Pintu itu bersinar terang untuk menahan deru, tetapi dengan cepat runtuh. Wajah selir ketiga memucat dan dia segera mundur, lalu tangannya membentuk segel. Ada kilatan cahaya keemasan dan empat pintu emas lagi muncul.
Gemuruh menggema dan keempat pintu emas itu hancur satu per satu. Selir ketiga telah memanfaatkan waktu ini untuk mundur lebih dari 10.000 kaki. Dia hendak menggunakan mantra lain untuk menahan gelombang kejut yang tersisa ketika sebuah suara dingin terdengar.
“Mengapa kau mencariku?” Saat suara itu bergema, Wang Lin muncul di hadapan wanita itu. Dia melambaikan tangan kanannya ke belakang untuk menghalangi gelombang kejut. Tubuh Wang Lin cukup kuat untuk menahan gelombang kejut tingkat ini.

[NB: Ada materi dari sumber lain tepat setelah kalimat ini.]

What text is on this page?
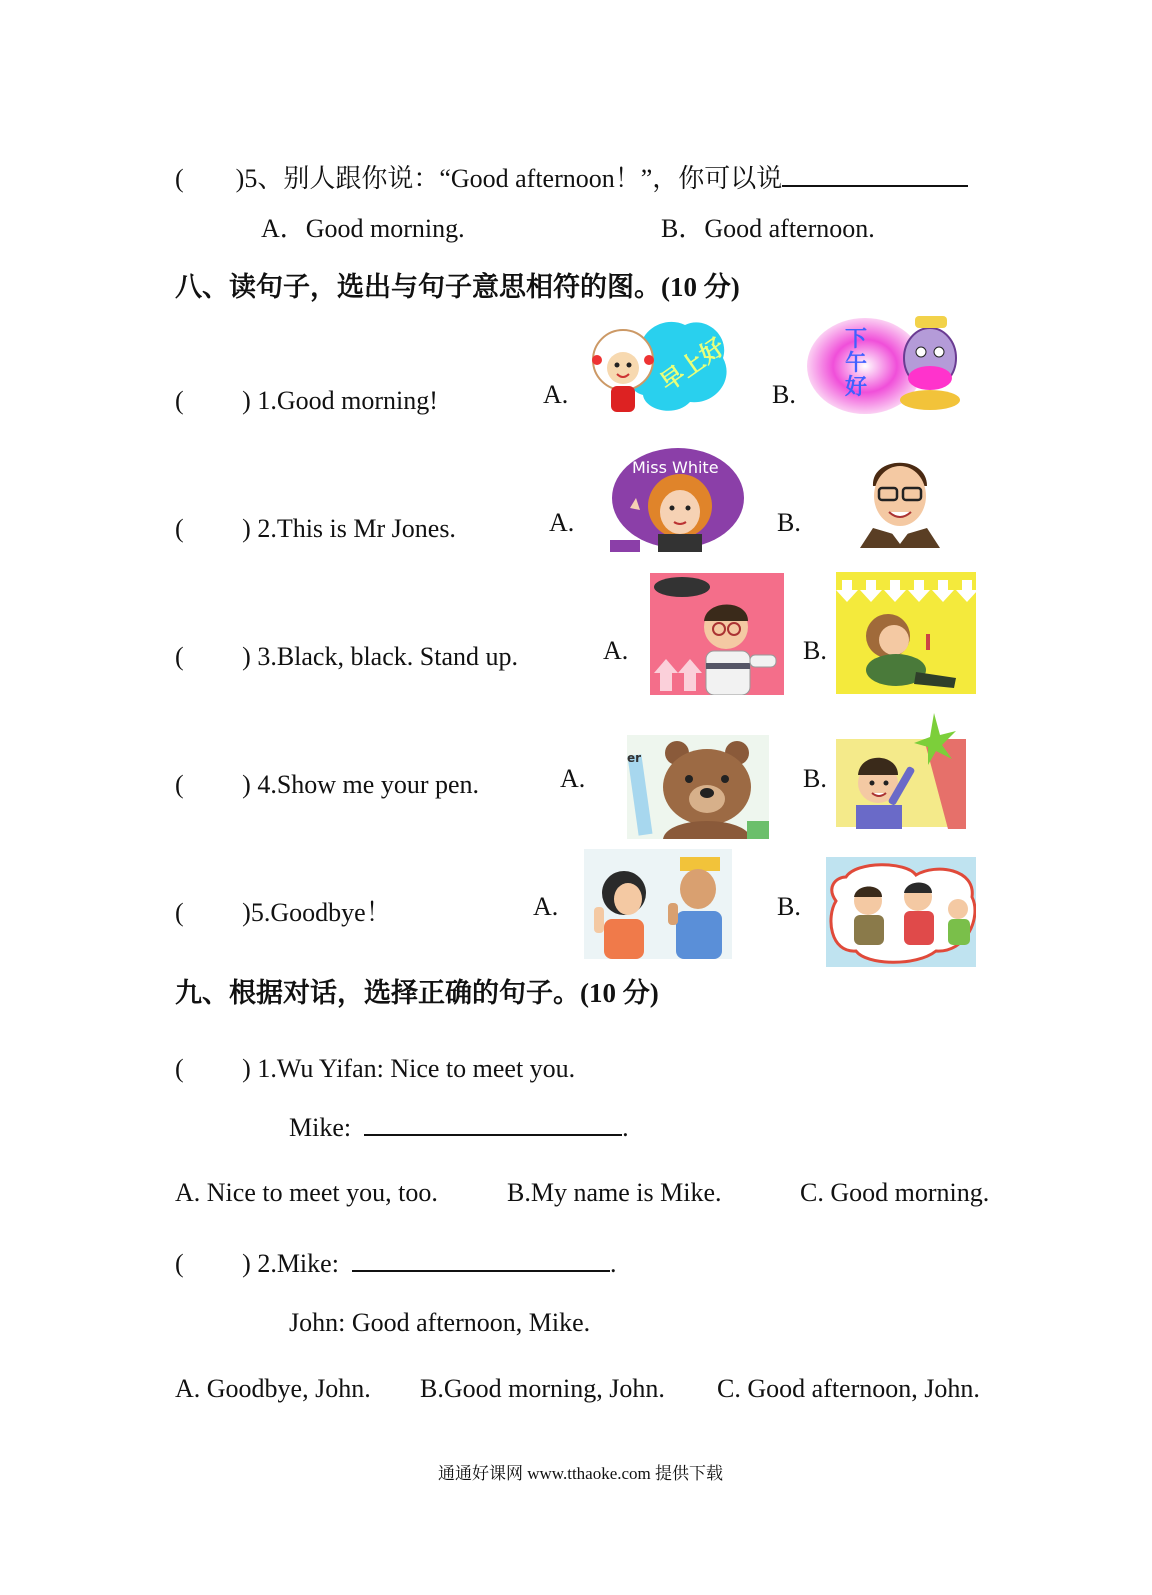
(　　)5、别人跟你说：“Good afternoon！”，你可以说
A．Good morning.	B．Good afternoon.
八、读句子，选出与句子意思相符的图。(10 分)
(　　 ) 1.Good morning!	A.	B.
早上好	下午好
(　　 ) 2.This is Mr Jones.	A.	B.
Miss White
(　　 ) 3.Black, black. Stand up.	A.	B.
(　　 ) 4.Show me your pen.	A.	B.
er
(　　 )5.Goodbye！	A.	B.
九、根据对话，选择正确的句子。(10 分)
(　　 ) 1.Wu Yifan: Nice to meet you.
Mike:	.
A. Nice to meet you, too.	B.My name is Mike.	C. Good morning.
(　　 ) 2.Mike:	.
John: Good afternoon, Mike.
A. Goodbye, John. B.Good morning, John. C. Good afternoon, John.
通通好课网 www.tthaoke.com 提供下载
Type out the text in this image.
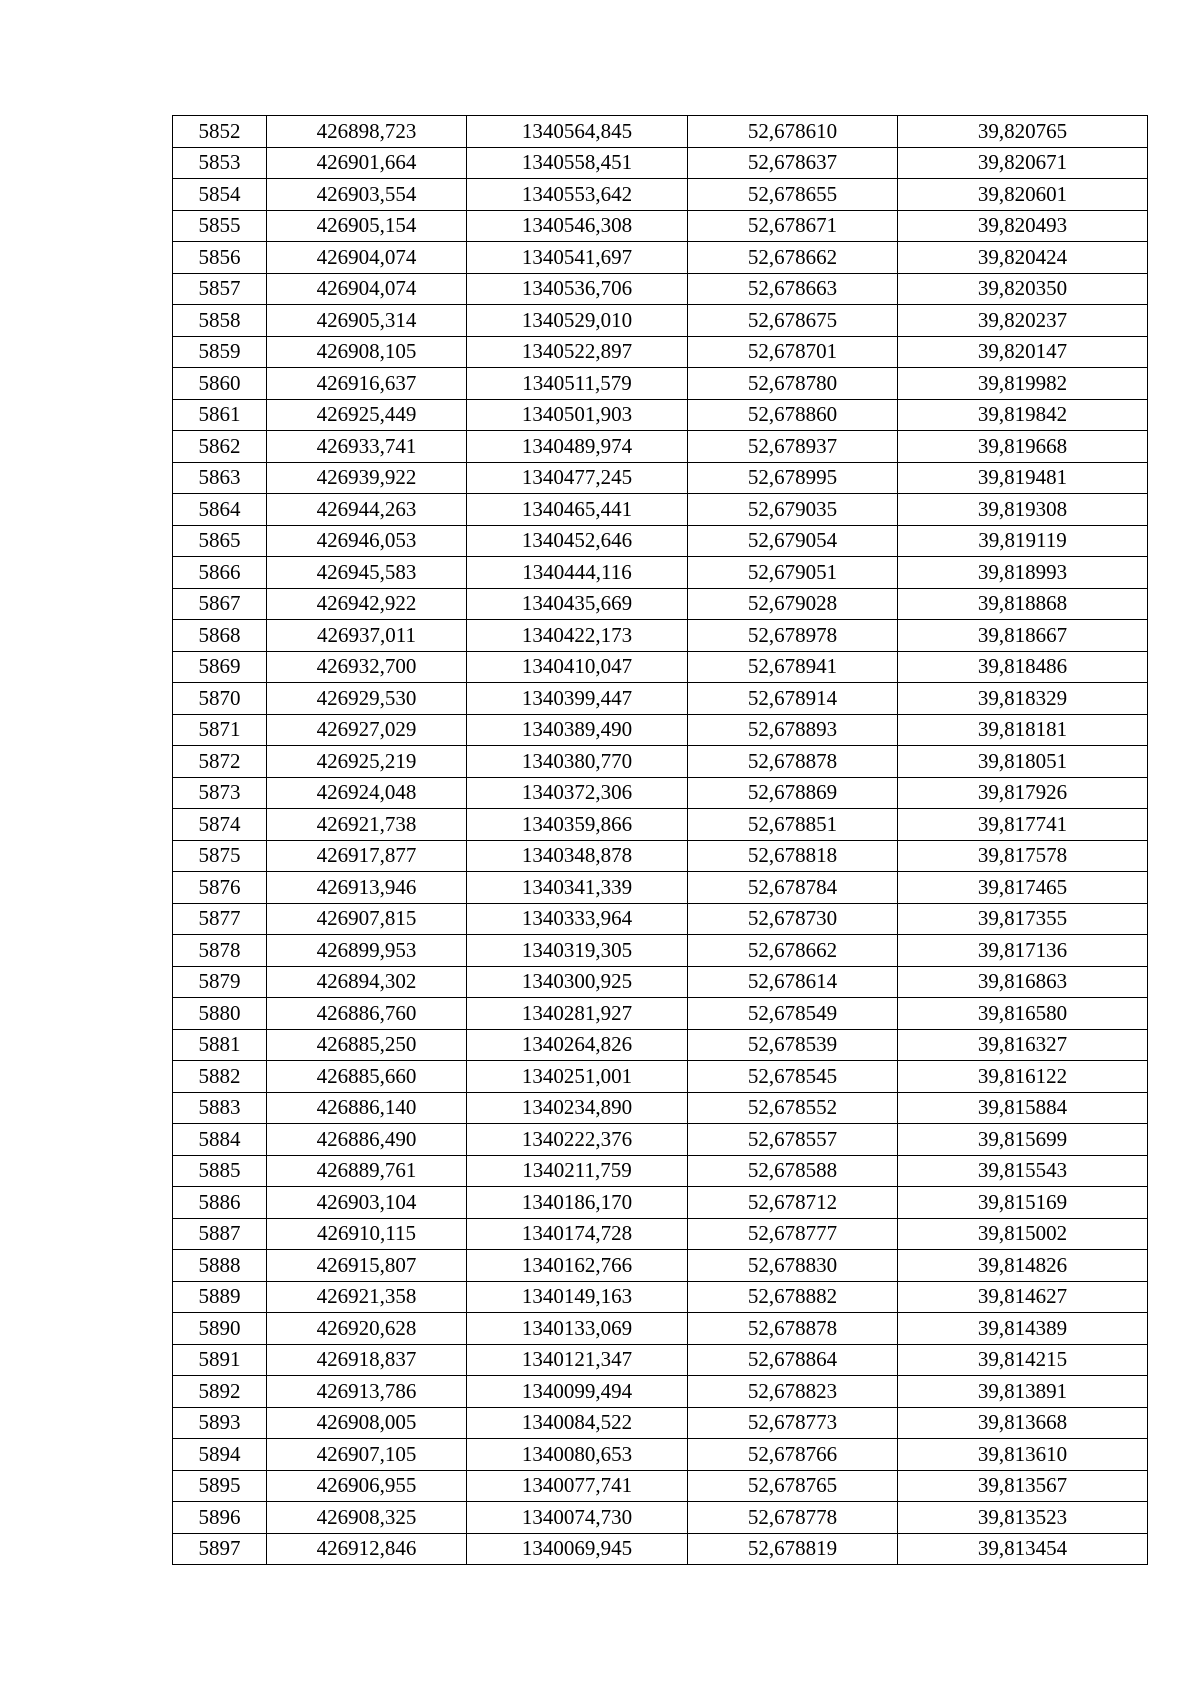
5852	426898,723	1340564,845	52,678610	39,820765
5853	426901,664	1340558,451	52,678637	39,820671
5854	426903,554	1340553,642	52,678655	39,820601
5855	426905,154	1340546,308	52,678671	39,820493
5856	426904,074	1340541,697	52,678662	39,820424
5857	426904,074	1340536,706	52,678663	39,820350
5858	426905,314	1340529,010	52,678675	39,820237
5859	426908,105	1340522,897	52,678701	39,820147
5860	426916,637	1340511,579	52,678780	39,819982
5861	426925,449	1340501,903	52,678860	39,819842
5862	426933,741	1340489,974	52,678937	39,819668
5863	426939,922	1340477,245	52,678995	39,819481
5864	426944,263	1340465,441	52,679035	39,819308
5865	426946,053	1340452,646	52,679054	39,819119
5866	426945,583	1340444,116	52,679051	39,818993
5867	426942,922	1340435,669	52,679028	39,818868
5868	426937,011	1340422,173	52,678978	39,818667
5869	426932,700	1340410,047	52,678941	39,818486
5870	426929,530	1340399,447	52,678914	39,818329
5871	426927,029	1340389,490	52,678893	39,818181
5872	426925,219	1340380,770	52,678878	39,818051
5873	426924,048	1340372,306	52,678869	39,817926
5874	426921,738	1340359,866	52,678851	39,817741
5875	426917,877	1340348,878	52,678818	39,817578
5876	426913,946	1340341,339	52,678784	39,817465
5877	426907,815	1340333,964	52,678730	39,817355
5878	426899,953	1340319,305	52,678662	39,817136
5879	426894,302	1340300,925	52,678614	39,816863
5880	426886,760	1340281,927	52,678549	39,816580
5881	426885,250	1340264,826	52,678539	39,816327
5882	426885,660	1340251,001	52,678545	39,816122
5883	426886,140	1340234,890	52,678552	39,815884
5884	426886,490	1340222,376	52,678557	39,815699
5885	426889,761	1340211,759	52,678588	39,815543
5886	426903,104	1340186,170	52,678712	39,815169
5887	426910,115	1340174,728	52,678777	39,815002
5888	426915,807	1340162,766	52,678830	39,814826
5889	426921,358	1340149,163	52,678882	39,814627
5890	426920,628	1340133,069	52,678878	39,814389
5891	426918,837	1340121,347	52,678864	39,814215
5892	426913,786	1340099,494	52,678823	39,813891
5893	426908,005	1340084,522	52,678773	39,813668
5894	426907,105	1340080,653	52,678766	39,813610
5895	426906,955	1340077,741	52,678765	39,813567
5896	426908,325	1340074,730	52,678778	39,813523
5897	426912,846	1340069,945	52,678819	39,813454
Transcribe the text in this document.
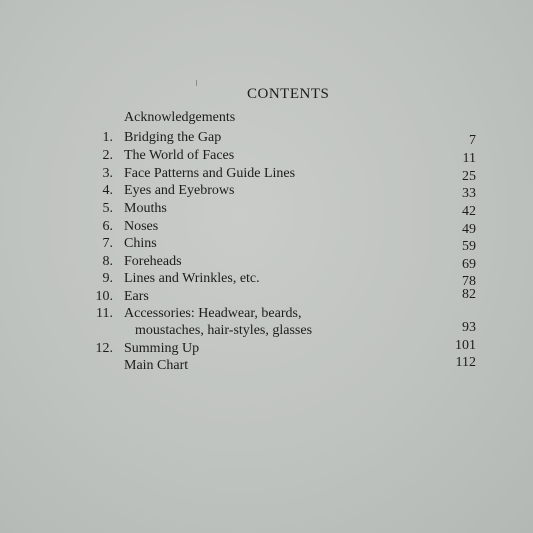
CONTENTS
Acknowledgements
1. Bridging the Gap	7
2. The World of Faces	11
3. Face Patterns and Guide Lines	25
4. Eyes and Eyebrows	33
5. Mouths	42
6. Noses	49
7. Chins	59
8. Foreheads	69
9. Lines and Wrinkles, etc.	78
10. Ears	82
11. Accessories: Headwear, beards,
moustaches, hair-styles, glasses	93
12. Summing Up	101
Main Chart	112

“Wang Lin!” Selir ketiga terkejut dan kegembiraan muncul di matanya, tetapi dia segera menyembunyikannya.
“Kau… Kau pernah membantuku di dalam Makam Kuno. Kali ini, aku ingin membantumu…”
“Tidak perlu, di sini berbahaya. Jangan tinggal di sini.” Wang Lin menatap dingin selir ketiga dan berbalik untuk pergi mencari jiwa kultivator kuat untuk dikorbankan.
“Aku… aku bisa membantumu!” Selir ketiga menggigit bibirnya dan mengangkat tangan kanannya. Ada untaian manik-manik emas di pergelangan tangannya. Manik-manik emas itu memancarkan cahaya lembut.
“Guruku memberiku ini. Ini bisa berubah menjadi tujuh pintu emas. Jika kau ingin memasuki gunung ini, benda ini bisa membantumu!”